BACKGROUND & AIMS: RATIONALE AND OBJECTIVES:A previous study demonstrated unexpected protection from satisfaction of search (SOS) effects when observers verbalized the focus of their attention during visual search and interpretation of chest radiographs. We suggested that protection from SOS might have occurred if each observer developed an informal checklist to help generate the verbal descriptions. The objective of this study is to determine whether a formal checklist reduces SOS effects in chest radiology. MATERIALS AND METHODS:Fifty-seven chest radiographs, half of which demonstrated diverse, native abnormalities were read twice by 20 observers, once with and once without the addition of a simulated pulmonary nodule. Area under the receiver operating characteristic (ROC) curve for detecting the native abnormalities was estimated for each observer in each treatment condition using the contaminated binormal ROC model. Radiologists in the current experiment used a checklist during the interpretation, rather than describing their visual search. Results were compared with those of the verbalization study, which used the same set of radiographs. RESULTS:Although no SOS effect was found when the checklist was used, ROC performance was, on average, much poorer with the checklist than when ongoing search was reported verbally (0.68 versus 0.75, F(1, 37) = 17.26, P < .001). CONCLUSIONS:Our results indicate that the recommendation to use a self-prompting checklist to counteract SOS is not warranted. The relative superiority of verbalizing search over using an imposed checklist may be based on the consistency of each of these interventions with the observer's internal strategy for searching radiographs.

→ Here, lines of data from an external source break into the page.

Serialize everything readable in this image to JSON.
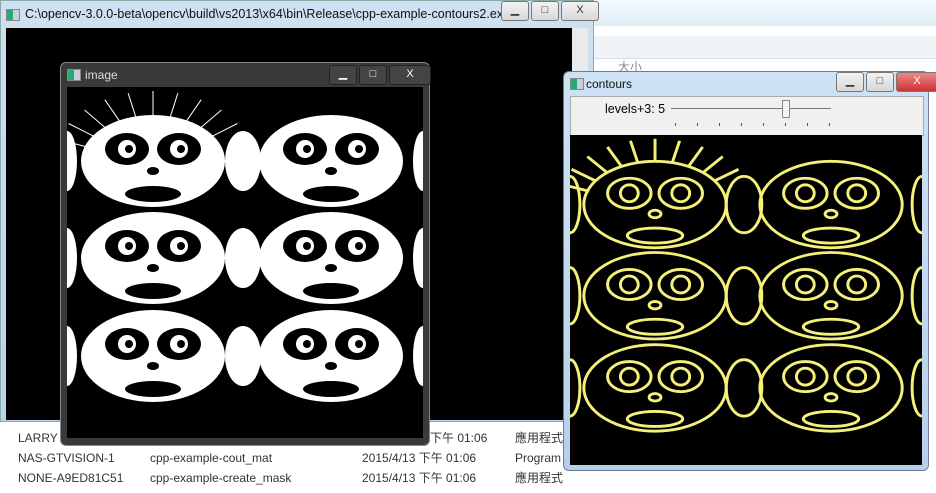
{
  "console": {
    "title": "C:\\opencv-3.0.0-beta\\opencv\\build\\vs2013\\x64\\bin\\Release\\cpp-example-contours2.exe"
  },
  "explorer": {
    "column_size": "大小",
    "nav": [
      "LARRY",
      "NAS-GTVISION-1",
      "NONE-A9ED81C51"
    ],
    "files": [
      {
        "name": "",
        "date": "下午 01:06",
        "type": "應用程式"
      },
      {
        "name": "cpp-example-cout_mat",
        "date": "2015/4/13 下午 01:06",
        "type": "Program"
      },
      {
        "name": "cpp-example-create_mask",
        "date": "2015/4/13 下午 01:06",
        "type": "應用程式"
      }
    ]
  },
  "image_window": {
    "title": "image"
  },
  "contours_window": {
    "title": "contours",
    "slider_label": "levels+3: 5",
    "slider_value": 5,
    "slider_max": 7
  },
  "window_buttons": {
    "minimize": "▁",
    "maximize": "□",
    "close": "X"
  },
  "colors": {
    "contour": "#f4f07a"
  }
}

背景与目标： 理由和目的：先前的一项研究表明，当观察者在进行胸部X线片的视觉搜索和解释时，将他们的注意力集中在口头上时，其出人意料的保护作用就是免受搜索满意度（SOS）的影响。我们建议，如果每个观察者都制定一份非正式的清单来帮助生成口头描述，则可能会免受SOS的侵害。这项研究的目的是确定正式的检查清单是否能减少胸部放射学中的SOS效应。
材料与方法：57例胸部X线照片中，有20名观察者阅读了两次，其中一半表现出各种自然异常，一次伴有或不伴有模拟性肺结节。使用污染的双正态ROC模型，为每个观察者估计了每种治疗条件下用于检测自然异常的接收器工作特征（ROC）曲线下的面积。当前实验中的放射科医生在解释过程中使用了清单，而不是描述其视觉搜索。将结果与口头化研究的结果进行了比较，后者使用了相同的射线照片。
结果：尽管使用清单时未发现SOS效果，但平均而言，清单中的ROC性能要比口头报告正在进行的搜索时差得多（0.68对0.75，F（1，37）= 17.26，P <。 001）。
结论：我们的结果表明，不建议使用自动提示清单来抵消SOS。言语化搜索相对于使用强制检查表的相对优势可能基于这些干预措施中的每一项与观察者用于搜索射线照片的内部策略的一致性。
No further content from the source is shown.